Compared to infinity, it doesn’t matter how many grains of sand are left in the hourglass – pretty soon the grains will have fallen, and everything – everything that follows, forever and ever and ever – will be the result of what you did during those few seconds, hours, days and years that the glass started out with.

Just objectively speaking, there’s not that much time left. And when it’s over, it’s over.

So – if the time has been made short – how is that supposed to influence the way we live now?

Three

Fighting Despair

For one thing, the shortness of the time we have left should help us resist despair and discouragement.

We get discouraged and despair when we feel like we’re just too tired. Like we can’t go on.

But just think – we don’t actually have to hang in there that much longer. Just a few more days – a couple of years, maybe.

Then it’ll all be over.

So if feel like you just can’t face another day of a difficult marriage, or a mental illness, or a physical disability

If it feels like you’re totally wiped out – like you just can’t keep going.

Take heart!
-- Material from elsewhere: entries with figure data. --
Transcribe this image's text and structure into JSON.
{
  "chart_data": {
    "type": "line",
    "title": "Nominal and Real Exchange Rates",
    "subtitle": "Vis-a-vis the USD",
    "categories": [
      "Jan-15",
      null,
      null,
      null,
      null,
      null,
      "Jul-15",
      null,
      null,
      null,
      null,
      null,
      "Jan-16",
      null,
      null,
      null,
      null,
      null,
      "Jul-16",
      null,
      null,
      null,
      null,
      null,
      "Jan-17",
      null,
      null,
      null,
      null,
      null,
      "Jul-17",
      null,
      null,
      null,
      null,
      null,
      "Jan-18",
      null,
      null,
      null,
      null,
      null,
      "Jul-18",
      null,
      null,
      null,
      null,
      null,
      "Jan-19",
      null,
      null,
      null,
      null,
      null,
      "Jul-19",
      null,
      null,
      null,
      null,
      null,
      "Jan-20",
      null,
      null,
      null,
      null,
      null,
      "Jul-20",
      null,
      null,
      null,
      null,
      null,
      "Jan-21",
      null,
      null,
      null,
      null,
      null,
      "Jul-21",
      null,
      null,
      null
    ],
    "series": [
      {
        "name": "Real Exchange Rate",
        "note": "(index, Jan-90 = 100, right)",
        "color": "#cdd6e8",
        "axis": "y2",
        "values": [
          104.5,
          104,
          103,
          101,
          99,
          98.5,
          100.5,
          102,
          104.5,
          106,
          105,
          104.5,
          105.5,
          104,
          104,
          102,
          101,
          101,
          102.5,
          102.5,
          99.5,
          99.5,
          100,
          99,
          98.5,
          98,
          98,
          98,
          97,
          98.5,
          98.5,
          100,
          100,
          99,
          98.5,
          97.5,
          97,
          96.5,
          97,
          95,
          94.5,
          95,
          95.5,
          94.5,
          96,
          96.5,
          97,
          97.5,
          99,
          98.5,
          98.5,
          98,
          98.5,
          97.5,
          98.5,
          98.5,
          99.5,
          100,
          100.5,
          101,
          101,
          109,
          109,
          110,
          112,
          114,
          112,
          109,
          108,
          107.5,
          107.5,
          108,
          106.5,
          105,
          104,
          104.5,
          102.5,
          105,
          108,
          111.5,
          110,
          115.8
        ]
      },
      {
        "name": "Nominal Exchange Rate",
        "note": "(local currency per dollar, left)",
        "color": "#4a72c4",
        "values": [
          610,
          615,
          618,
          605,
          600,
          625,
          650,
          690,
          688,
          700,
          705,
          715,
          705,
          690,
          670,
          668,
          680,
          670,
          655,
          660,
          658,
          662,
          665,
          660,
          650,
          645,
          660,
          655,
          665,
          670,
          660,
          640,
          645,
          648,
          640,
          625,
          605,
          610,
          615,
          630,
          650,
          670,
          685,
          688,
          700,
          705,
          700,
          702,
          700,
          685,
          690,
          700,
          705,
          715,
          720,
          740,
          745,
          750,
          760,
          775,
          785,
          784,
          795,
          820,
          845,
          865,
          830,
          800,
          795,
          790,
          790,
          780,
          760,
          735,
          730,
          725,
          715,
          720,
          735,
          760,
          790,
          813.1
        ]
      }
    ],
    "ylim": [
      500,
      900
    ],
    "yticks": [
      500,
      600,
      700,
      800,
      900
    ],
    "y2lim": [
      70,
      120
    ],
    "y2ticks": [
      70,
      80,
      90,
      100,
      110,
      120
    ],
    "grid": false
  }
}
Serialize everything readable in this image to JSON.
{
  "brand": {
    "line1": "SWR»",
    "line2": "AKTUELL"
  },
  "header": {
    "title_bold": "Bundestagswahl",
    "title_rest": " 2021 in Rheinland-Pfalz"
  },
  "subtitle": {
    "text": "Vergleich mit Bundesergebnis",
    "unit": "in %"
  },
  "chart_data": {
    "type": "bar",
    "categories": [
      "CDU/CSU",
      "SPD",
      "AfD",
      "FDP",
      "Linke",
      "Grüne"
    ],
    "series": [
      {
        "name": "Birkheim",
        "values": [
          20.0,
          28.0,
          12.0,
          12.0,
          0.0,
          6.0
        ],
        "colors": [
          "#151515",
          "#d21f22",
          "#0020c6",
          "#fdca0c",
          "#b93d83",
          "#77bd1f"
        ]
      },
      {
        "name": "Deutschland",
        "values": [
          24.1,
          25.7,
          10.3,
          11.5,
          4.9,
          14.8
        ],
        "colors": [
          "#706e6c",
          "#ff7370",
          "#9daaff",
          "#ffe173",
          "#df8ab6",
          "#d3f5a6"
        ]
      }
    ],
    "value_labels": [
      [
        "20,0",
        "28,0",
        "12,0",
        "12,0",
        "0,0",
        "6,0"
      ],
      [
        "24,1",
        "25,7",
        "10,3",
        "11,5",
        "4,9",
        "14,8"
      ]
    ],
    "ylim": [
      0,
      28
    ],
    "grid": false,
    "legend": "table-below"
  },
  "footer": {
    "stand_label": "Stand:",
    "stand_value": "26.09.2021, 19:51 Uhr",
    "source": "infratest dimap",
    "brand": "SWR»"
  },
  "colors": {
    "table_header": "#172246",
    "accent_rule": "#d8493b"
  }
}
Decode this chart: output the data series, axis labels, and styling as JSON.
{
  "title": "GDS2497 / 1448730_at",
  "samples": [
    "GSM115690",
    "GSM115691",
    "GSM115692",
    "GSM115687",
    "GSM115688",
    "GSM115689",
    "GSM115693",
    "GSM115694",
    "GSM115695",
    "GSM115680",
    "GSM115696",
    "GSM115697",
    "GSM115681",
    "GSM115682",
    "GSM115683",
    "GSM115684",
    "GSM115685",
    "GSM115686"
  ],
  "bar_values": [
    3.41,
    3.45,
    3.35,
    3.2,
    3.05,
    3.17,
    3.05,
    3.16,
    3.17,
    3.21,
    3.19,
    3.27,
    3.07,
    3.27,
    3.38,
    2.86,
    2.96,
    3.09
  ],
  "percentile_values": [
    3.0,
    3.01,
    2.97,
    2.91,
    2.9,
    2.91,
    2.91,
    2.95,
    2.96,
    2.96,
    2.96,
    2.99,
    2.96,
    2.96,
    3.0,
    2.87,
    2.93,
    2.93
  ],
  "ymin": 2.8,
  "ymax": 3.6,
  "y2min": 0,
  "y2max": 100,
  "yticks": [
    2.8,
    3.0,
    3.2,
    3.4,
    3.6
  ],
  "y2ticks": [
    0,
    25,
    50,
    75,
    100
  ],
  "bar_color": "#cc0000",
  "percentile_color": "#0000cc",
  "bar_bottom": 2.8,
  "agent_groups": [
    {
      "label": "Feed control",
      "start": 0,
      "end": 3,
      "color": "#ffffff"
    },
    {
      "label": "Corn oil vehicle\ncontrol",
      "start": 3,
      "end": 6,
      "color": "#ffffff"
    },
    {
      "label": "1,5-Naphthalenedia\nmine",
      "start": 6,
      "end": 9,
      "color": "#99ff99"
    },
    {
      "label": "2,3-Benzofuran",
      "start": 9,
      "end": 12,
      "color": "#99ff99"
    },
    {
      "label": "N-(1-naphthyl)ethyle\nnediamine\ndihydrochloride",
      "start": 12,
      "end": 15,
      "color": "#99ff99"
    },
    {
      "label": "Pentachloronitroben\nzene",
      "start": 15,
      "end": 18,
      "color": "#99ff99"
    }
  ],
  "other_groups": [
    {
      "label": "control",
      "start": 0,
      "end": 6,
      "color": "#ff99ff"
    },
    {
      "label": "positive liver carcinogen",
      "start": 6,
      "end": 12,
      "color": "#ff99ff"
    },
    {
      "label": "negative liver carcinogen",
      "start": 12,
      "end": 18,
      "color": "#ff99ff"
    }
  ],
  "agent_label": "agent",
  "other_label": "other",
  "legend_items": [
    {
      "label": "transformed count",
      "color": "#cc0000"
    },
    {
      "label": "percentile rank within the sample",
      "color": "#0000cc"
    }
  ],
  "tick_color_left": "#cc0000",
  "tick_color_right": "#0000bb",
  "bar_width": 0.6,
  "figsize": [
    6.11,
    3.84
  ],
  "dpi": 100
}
Remember, the time is short! 

Pretty soon, the struggle will be over. 

Don’t give up now, not when you’re so close to the end.

Get up, and keep fighting. It won’t be long now.

Four

Fighting Complacency

The fact that there’s not much time left should keep us from despairing. But it should also keep us from flaking out from a false sense of self-satisfaction.

Because there’s not much time left – and we do have a lot we need to get done, spiritually speaking.

Time is the universal medium of change. In other words, time exists to allow for changes to happen.

And a lot needs to change in our lives.

We have a lot of ugliness to transform into virtue; a lot of selfishness to transform into love; a lot of intemperance to transform into self-discipline.

There’s a lot that needs to change, and not a lot of time for those changes to happen.

And this is all the time we have left – from now till death.

It’s literally now or never. 

We make our mark, we make our impact, we shape our destiny right now.

Think of it this way: 

Imagine someone gave you a lot of money, but every second, a portion of that money disappeared. Every second, a portion of that money just evaporated into thin air.

What would be the logical thing to do? Obviously, it would be to maximize the money by spending it as quickly and efficiently as you could on things that would last.

Well, the same thing goes for time. The Lord has given us a lump sum of time – we don’t know exactly how much, but we do know that every second some of it is disappearing into thin air. It’s evaporating. It’s melting away. The time is made short..

So spend your time as efficiently as you possibly can on the things that will last.

Spend your time – however much you have left – on the stuff of eternity.

Because if you just sat on a bag of money that disappeared bit by bit, pretty soon the money would be gone, and you’d have nothing to show for it.

And that’s what will happen if you flake out on the spiritual life. Pretty soon, your bag of time will be gone – and what will you have to show for it?

Five

“If”

Rudyard Kipling’s most famous poem is called “if” – and the very last line of the poem goes like this: 

If you can fill the unforgiving minute

With sixty-seconds worth of distance run

Yours is the earth and everything that’s in it

And what is more, you’ll be a man, my son.

Just fill the minute with real running. And you can have the earth, says Kipling. And you’ll be a man.

So too, we say, just fill the time with real spiritual effort

Don’t give up, and don’t flake out

And you won’t just get the earth – you’ll get heaven.

You won’t just be a man – you’ll be a saint.